A 5-week low-dose prednisolone regimen for progressive vitiligo: efficacy and safety in a single-center cohort study.

Background: Progressive vitiligo lacks standardized glucocorticoid regimens, with prolonged treatments often causing adverse effects. This study evaluated a novel 5-week low-dose prednisolone strategy (0.5 mg/kg/day, tapered weekly) to balance efficacy and safety.

Objective: To assess the efficacy and safety of this regimen in halting disease progression and inducing repigmentation in progressive vitiligo.

Methods: In this single-center retrospective cohort study (January 2017 to January 2022), 319 progressive vitiligo patients (Vitiligo Disease Activity score, VIDA score ≥ +2) received the 5-week regimen. Outcomes included treatment efficacy (cessation of progression ± repigmentation), adverse events, and patient satisfaction (visual analog scale, VAS).

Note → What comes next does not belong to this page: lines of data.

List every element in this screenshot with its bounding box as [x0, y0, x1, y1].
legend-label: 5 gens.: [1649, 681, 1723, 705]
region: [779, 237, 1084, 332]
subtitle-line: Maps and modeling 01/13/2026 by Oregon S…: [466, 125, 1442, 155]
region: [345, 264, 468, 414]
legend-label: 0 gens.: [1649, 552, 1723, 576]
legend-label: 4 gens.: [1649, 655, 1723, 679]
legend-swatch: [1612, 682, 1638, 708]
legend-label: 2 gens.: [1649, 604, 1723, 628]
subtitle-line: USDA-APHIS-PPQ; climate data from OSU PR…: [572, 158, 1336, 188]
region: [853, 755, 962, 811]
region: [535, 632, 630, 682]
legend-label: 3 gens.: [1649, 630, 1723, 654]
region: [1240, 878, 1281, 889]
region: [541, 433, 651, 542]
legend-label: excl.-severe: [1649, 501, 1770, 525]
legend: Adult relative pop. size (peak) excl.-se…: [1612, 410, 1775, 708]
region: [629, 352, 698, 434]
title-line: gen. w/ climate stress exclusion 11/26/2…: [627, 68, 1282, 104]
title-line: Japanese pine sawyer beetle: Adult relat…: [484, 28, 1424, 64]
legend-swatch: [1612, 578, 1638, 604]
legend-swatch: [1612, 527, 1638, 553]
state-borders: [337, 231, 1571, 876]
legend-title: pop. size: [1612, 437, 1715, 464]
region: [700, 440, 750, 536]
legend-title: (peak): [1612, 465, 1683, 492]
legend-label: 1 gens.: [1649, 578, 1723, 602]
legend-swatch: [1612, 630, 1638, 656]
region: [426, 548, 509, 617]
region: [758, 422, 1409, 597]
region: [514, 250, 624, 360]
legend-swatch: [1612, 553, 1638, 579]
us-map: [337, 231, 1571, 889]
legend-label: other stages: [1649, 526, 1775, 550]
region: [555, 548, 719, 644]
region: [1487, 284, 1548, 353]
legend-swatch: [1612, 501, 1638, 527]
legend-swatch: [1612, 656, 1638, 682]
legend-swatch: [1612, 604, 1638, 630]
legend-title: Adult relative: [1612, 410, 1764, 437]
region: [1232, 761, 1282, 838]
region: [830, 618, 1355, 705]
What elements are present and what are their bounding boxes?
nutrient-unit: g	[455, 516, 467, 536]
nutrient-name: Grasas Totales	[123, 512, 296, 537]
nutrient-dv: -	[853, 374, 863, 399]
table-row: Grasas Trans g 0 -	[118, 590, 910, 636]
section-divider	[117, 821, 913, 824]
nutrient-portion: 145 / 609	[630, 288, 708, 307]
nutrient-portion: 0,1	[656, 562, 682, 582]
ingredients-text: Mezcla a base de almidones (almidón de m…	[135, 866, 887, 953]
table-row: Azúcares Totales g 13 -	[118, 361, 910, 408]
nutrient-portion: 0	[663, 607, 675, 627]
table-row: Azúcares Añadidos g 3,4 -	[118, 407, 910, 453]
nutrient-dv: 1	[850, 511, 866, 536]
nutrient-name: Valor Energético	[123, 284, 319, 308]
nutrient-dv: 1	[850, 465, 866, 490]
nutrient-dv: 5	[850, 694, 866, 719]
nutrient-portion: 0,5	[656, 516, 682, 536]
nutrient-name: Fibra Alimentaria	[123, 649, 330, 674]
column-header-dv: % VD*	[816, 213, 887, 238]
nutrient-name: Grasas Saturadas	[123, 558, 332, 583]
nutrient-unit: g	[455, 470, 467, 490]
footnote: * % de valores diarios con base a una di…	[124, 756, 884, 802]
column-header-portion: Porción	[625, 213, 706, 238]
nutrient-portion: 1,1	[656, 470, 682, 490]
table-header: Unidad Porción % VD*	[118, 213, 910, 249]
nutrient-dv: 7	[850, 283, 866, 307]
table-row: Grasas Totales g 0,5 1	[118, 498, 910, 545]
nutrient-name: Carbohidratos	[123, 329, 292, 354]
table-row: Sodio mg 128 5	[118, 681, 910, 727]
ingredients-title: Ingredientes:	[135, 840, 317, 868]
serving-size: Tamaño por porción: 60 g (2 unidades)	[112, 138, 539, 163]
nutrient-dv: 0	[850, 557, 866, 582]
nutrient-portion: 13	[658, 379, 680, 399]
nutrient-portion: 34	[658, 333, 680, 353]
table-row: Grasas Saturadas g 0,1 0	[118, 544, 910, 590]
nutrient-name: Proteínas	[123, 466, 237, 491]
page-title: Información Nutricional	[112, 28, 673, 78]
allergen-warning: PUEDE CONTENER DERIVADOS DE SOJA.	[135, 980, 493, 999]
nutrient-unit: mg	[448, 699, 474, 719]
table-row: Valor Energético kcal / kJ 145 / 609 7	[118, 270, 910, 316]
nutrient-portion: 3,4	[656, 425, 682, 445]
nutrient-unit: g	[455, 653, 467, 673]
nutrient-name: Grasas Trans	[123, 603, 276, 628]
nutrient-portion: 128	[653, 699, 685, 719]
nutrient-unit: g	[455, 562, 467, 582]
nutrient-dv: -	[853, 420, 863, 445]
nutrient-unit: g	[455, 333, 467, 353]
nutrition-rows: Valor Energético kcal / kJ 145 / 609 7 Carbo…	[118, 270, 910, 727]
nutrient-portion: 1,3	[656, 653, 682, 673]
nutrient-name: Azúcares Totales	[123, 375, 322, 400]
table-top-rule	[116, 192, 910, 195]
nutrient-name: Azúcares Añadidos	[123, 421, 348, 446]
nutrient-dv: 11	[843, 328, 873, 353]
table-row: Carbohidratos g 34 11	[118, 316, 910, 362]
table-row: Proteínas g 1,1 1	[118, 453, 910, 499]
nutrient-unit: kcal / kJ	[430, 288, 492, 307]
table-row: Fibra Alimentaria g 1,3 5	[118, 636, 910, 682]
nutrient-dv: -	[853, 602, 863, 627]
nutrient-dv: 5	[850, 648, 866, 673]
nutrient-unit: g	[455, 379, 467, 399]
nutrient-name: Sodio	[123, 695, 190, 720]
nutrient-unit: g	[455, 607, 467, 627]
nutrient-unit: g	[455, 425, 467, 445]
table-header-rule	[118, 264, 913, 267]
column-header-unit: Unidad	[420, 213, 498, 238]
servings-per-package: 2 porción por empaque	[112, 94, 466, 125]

Results: The efficacy rate was 88.71% (283/319), with 63.60% (180/283) achieving repigmentation (grade 1: 56.7%, grade 2: 25.6%, grade 3: 11.1%, grade 4: 6.7%). Disease severity significantly correlated with treatment response (p = 0.013). Mild-to-moderate adverse events occurred in 14.1% (45/319), including weight gain (8.2%), insomnia (3.1%), and gastrointestinal symptoms (2.8%), all resolving post-treatment. Patient satisfaction was high (mean VAS: 8.88/10; 65% scored 10/10).

Conclusion: This 5-week low-dose prednisolone regimen rapidly stabilizes progressive vitiligo across ages and subtypes, with high efficacy, minimal adverse effects, and excellent patient compliance. It offers a practical alternative to prolonged steroid protocols, particularly for early intervention.